Thursday, July 04, 2002

War refugee

I have it all; 'I have freedom'


        That light green sequence of numbers etched into Mary Conradi's forearm are not as easy to read as they were 60 years ago, when they were tattooed into the skin of a 5-year-old child.

        While the ink has faded, the memory has not.

        “I could have had it removed,” she says, reaching to touch the tattoo as she speaks. “But I couldn't have that done. This was my ticket to freedom.”

        It was a different time in a horrible place, a suburb of the Polish city Oswiecim, a destination of human extermination called Auschwitz.

        Mrs. Conradi was 5. Her sister was 3, her brother 2. Their father was somewhere in the camp. They saw him once in the two years they spent at Auschwitz. Their mother was dead.

        Because they were Hungarian — or Gypsy in the parlance of the day — they were not Aryan pure. So Hitler sent them from Germany to Auschwitz.

        The children survived. More than 1 million others — Jews, Gypsies, Soviet prisoners — did not.

        Her stories tug at the heart and churn the stomach.

        Dead bodies on the ground. Beatings in the middle of the night. A putrid “soup” of wilted vegetables in warm water served with a single piece of hard bread, given out once a day. Experiments conducted by Nazi doctors in white coats, uncaring men jabbing needles in the chest of a young girl.

        “My breast, it would turn hot red and swell and hurt for days,” she remembers. “I don't know what they were doing or putting in me. But I lost my breast to cancer, and I always wondered if something happened in the camp that gave me the cancer.”

        One day some soldiers came. Not German, but Russian. She thinks that is what happened. It was a long time ago. She was a little girl.

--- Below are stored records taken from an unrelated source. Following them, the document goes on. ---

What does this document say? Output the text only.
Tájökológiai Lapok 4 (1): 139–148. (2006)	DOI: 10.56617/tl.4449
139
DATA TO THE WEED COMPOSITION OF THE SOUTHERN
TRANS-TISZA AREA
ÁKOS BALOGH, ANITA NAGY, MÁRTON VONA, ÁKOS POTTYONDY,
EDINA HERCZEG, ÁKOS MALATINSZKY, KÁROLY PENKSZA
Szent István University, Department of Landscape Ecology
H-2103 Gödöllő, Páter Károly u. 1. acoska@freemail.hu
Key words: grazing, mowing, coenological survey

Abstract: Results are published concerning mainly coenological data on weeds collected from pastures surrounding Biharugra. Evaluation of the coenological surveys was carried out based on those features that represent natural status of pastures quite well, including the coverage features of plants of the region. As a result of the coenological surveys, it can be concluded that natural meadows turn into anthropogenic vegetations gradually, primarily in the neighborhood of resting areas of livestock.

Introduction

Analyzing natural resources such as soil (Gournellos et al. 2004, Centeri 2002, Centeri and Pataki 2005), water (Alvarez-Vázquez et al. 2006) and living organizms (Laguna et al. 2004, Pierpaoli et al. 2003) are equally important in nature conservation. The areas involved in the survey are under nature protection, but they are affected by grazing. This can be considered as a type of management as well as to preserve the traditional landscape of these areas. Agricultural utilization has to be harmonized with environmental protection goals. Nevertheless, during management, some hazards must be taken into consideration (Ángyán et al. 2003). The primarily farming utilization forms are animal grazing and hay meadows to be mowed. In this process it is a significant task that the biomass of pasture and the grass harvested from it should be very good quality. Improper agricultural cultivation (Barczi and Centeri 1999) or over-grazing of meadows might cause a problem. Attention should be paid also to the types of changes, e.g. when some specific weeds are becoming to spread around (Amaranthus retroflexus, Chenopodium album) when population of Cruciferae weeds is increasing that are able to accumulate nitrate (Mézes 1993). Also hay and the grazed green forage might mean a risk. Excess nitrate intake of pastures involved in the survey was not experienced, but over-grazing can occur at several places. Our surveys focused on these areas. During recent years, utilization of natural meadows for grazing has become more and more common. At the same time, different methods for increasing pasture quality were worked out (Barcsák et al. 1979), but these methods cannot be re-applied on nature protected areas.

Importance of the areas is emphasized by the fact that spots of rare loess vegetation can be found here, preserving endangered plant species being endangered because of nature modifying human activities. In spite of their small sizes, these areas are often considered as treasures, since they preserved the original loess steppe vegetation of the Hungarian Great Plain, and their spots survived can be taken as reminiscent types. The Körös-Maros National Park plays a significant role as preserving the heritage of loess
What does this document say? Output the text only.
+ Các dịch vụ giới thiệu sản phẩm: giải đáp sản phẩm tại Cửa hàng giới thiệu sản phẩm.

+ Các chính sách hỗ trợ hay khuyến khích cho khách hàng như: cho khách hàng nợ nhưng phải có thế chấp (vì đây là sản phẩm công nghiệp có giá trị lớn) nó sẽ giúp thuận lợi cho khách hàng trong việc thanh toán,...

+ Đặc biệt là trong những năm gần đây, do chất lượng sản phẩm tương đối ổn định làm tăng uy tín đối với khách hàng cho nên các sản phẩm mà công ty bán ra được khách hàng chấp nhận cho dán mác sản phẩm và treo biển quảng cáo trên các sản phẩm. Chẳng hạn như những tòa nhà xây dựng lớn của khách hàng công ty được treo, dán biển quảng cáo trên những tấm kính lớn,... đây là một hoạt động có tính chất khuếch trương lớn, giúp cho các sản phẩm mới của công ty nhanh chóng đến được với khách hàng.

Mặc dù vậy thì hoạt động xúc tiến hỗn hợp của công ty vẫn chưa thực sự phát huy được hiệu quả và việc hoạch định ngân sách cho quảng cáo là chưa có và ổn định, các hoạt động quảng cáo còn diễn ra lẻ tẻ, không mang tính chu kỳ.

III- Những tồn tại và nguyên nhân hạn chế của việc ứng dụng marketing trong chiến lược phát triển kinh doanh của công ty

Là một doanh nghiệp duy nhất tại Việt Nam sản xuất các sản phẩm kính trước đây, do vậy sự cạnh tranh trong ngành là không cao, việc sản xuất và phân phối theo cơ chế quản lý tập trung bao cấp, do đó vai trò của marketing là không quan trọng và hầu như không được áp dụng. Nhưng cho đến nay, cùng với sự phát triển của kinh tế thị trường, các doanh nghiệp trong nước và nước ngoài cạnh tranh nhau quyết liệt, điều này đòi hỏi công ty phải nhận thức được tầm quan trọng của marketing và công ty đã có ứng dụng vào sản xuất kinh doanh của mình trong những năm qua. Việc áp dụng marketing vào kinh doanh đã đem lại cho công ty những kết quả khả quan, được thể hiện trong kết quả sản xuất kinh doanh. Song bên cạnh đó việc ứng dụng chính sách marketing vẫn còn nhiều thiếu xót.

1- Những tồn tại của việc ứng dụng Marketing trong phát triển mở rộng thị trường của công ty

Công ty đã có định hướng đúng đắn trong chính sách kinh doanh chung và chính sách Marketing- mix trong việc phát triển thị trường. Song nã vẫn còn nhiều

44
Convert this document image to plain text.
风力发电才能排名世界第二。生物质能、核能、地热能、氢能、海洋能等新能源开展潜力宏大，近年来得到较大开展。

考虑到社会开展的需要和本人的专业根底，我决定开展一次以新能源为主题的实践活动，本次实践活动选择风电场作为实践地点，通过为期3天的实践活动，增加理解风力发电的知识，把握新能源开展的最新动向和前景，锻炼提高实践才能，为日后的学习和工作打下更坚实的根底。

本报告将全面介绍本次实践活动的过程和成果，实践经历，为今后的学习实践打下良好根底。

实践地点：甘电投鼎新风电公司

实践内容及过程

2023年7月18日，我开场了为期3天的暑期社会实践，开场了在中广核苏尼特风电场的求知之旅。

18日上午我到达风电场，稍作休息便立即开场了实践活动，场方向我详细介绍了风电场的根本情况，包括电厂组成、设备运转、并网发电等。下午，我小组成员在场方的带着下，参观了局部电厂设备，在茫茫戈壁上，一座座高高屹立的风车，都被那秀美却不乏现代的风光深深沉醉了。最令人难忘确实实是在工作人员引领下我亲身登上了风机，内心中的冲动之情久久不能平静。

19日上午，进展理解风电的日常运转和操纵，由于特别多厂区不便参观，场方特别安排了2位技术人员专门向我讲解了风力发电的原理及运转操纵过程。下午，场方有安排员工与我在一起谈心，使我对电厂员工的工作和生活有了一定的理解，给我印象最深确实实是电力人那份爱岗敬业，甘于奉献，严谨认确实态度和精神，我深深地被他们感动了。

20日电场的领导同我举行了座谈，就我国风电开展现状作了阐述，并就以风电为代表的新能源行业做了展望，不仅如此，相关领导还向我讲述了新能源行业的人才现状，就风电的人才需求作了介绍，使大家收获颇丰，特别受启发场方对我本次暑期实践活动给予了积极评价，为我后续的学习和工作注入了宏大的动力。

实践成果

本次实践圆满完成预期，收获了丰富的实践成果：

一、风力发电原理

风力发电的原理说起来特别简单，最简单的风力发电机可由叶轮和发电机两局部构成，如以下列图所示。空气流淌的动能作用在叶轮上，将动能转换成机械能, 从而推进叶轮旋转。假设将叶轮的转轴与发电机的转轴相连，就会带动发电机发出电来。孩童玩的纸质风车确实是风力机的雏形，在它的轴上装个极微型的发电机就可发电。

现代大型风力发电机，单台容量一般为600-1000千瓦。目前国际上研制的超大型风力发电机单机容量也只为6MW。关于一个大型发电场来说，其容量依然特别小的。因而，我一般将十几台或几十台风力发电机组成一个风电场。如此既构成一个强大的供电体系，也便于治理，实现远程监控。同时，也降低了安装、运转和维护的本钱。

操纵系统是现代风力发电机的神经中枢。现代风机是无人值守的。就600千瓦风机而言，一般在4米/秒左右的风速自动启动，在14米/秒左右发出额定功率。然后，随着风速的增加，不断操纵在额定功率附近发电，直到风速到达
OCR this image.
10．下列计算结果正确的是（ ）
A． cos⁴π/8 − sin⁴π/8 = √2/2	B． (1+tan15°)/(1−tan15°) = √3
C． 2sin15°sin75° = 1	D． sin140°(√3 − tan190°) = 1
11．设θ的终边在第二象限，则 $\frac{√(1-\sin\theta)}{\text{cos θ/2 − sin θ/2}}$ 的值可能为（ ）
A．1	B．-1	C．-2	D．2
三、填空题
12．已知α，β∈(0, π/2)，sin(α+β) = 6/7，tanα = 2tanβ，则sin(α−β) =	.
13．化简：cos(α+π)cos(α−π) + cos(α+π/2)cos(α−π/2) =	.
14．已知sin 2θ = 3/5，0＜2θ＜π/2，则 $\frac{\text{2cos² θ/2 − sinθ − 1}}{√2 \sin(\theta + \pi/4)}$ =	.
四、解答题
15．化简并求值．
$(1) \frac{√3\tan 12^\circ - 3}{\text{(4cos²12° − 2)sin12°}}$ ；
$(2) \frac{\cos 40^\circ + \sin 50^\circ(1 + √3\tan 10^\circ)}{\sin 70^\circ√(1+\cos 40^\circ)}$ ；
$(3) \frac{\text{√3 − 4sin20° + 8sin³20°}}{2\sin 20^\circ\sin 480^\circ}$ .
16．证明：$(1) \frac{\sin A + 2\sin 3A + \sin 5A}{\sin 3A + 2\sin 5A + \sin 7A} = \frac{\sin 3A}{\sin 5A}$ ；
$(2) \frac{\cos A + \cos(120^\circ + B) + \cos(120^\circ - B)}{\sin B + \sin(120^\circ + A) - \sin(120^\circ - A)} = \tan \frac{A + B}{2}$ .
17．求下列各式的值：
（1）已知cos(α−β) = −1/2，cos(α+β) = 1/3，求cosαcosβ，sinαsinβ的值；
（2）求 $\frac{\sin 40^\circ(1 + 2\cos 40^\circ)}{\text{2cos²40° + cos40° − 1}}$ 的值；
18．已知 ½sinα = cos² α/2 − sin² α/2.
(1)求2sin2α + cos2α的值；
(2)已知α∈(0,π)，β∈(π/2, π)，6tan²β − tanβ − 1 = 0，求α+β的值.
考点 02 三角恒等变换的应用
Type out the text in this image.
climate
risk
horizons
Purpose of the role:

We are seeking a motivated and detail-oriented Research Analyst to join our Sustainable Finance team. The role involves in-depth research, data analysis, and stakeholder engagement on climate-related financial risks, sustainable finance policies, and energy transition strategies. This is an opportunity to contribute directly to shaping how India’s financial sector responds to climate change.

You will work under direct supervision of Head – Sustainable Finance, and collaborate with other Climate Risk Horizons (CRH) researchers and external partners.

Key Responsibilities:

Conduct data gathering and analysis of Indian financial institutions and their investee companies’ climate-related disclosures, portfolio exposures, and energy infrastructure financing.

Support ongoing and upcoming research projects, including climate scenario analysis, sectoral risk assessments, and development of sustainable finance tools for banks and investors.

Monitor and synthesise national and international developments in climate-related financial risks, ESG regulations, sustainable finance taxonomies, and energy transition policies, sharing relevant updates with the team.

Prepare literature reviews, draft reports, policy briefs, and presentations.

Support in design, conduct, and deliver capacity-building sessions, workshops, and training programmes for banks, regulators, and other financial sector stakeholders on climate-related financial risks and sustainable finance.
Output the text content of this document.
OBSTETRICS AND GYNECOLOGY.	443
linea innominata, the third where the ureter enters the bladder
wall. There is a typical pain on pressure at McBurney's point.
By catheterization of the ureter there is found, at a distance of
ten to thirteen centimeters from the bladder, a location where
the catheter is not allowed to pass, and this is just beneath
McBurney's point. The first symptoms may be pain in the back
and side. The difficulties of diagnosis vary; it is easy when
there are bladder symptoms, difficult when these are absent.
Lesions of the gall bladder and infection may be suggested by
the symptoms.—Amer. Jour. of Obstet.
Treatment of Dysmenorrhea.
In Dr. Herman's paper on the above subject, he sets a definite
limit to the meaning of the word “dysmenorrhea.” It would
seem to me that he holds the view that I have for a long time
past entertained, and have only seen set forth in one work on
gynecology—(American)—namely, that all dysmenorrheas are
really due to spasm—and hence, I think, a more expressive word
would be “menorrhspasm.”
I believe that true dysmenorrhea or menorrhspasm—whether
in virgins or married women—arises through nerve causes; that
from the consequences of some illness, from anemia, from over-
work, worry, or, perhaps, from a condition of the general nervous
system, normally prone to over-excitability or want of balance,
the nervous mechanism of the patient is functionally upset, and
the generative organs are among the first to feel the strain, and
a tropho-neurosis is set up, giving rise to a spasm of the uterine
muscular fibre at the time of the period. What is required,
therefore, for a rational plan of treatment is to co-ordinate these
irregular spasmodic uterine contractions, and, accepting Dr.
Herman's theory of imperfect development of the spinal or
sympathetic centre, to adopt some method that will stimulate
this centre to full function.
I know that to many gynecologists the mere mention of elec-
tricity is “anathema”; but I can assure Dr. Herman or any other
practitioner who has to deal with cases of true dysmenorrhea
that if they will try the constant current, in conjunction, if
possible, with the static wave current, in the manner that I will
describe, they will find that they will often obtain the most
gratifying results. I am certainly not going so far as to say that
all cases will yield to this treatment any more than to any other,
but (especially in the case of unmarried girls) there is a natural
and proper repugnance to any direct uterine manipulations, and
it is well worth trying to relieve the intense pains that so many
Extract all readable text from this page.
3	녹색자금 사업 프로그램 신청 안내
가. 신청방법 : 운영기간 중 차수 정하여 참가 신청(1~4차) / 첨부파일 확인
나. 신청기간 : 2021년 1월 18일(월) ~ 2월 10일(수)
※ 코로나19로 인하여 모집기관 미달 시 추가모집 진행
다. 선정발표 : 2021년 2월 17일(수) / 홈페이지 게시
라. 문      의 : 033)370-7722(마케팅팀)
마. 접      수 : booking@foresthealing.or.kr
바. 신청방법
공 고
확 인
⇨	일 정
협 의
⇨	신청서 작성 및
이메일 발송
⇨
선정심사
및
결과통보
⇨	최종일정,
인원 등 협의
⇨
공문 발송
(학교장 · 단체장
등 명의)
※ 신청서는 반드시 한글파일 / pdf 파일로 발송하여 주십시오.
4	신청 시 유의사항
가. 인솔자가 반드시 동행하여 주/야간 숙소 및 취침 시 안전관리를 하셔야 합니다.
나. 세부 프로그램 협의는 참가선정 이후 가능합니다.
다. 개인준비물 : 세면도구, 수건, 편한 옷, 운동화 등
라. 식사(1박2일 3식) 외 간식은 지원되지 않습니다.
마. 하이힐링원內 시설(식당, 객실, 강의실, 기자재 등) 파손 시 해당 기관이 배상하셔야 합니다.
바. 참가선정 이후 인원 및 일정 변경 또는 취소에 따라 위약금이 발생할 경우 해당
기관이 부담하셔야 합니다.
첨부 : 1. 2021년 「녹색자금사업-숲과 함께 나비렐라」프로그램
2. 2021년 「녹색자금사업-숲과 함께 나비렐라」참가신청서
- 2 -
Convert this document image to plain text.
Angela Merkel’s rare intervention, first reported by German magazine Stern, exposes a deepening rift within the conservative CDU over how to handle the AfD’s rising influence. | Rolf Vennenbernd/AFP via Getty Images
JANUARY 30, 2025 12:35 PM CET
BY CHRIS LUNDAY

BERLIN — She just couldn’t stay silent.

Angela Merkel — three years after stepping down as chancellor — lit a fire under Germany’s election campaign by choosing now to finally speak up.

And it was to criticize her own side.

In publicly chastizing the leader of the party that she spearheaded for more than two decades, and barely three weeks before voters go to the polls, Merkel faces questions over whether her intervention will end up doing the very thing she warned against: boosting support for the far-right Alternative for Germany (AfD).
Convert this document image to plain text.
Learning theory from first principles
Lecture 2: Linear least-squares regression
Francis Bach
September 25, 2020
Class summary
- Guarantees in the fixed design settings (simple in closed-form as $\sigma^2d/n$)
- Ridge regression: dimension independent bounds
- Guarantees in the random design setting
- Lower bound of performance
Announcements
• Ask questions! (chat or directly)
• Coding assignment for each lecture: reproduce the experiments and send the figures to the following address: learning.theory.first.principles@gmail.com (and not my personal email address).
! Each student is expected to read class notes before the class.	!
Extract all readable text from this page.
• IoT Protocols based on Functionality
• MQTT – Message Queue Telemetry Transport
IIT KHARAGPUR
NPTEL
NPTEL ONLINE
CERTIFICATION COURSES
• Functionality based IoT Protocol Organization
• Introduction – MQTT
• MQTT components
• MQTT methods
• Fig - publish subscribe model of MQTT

        “I do know they were Russians. They let us leave the camp.”

        She and her brother and sister moved in with their grandma in Germany. The Russian soldiers stayed for a long time. They made things hard for many of the people. But not Mary.

        “They would see me and see the numbers on my arm,” she remembers. You suffered enough, they told her.

        When she was 12 the government sent her grandma a letter. American families would adopt the children. The girls went. Their brother stayed.

        They ended up with a family named Franzen in a place Mary had never heard of called Crescent Springs. “A small town in the middle of nowhere” is how she remembered it.

        Mary could not speak English. She knew no one. But she did not complain. After what she had been through, this was a new chance at life.

        The Franzens were wonderful. They sent her to Villa Madonna. She met a man, Richard Conradi. They married. They raised six kids on Nordman Drive. Dick died 20 years ago. It still hurts that he is no longer around.

        Mary Conradi loves this country with a devotion I'll never fully appreciate. She doesn't need the Fourth of July of celebrate what America means to her.

        “Even today, my family comes from Europe, and they can't believe how I live,” she says modestly. “They think I'm rich. I have a stove, and a microwave and a house they could never afford.

        “And I have my freedom,” Mary Conradi says, her eyes dropping back to those faded green numbers on her arm.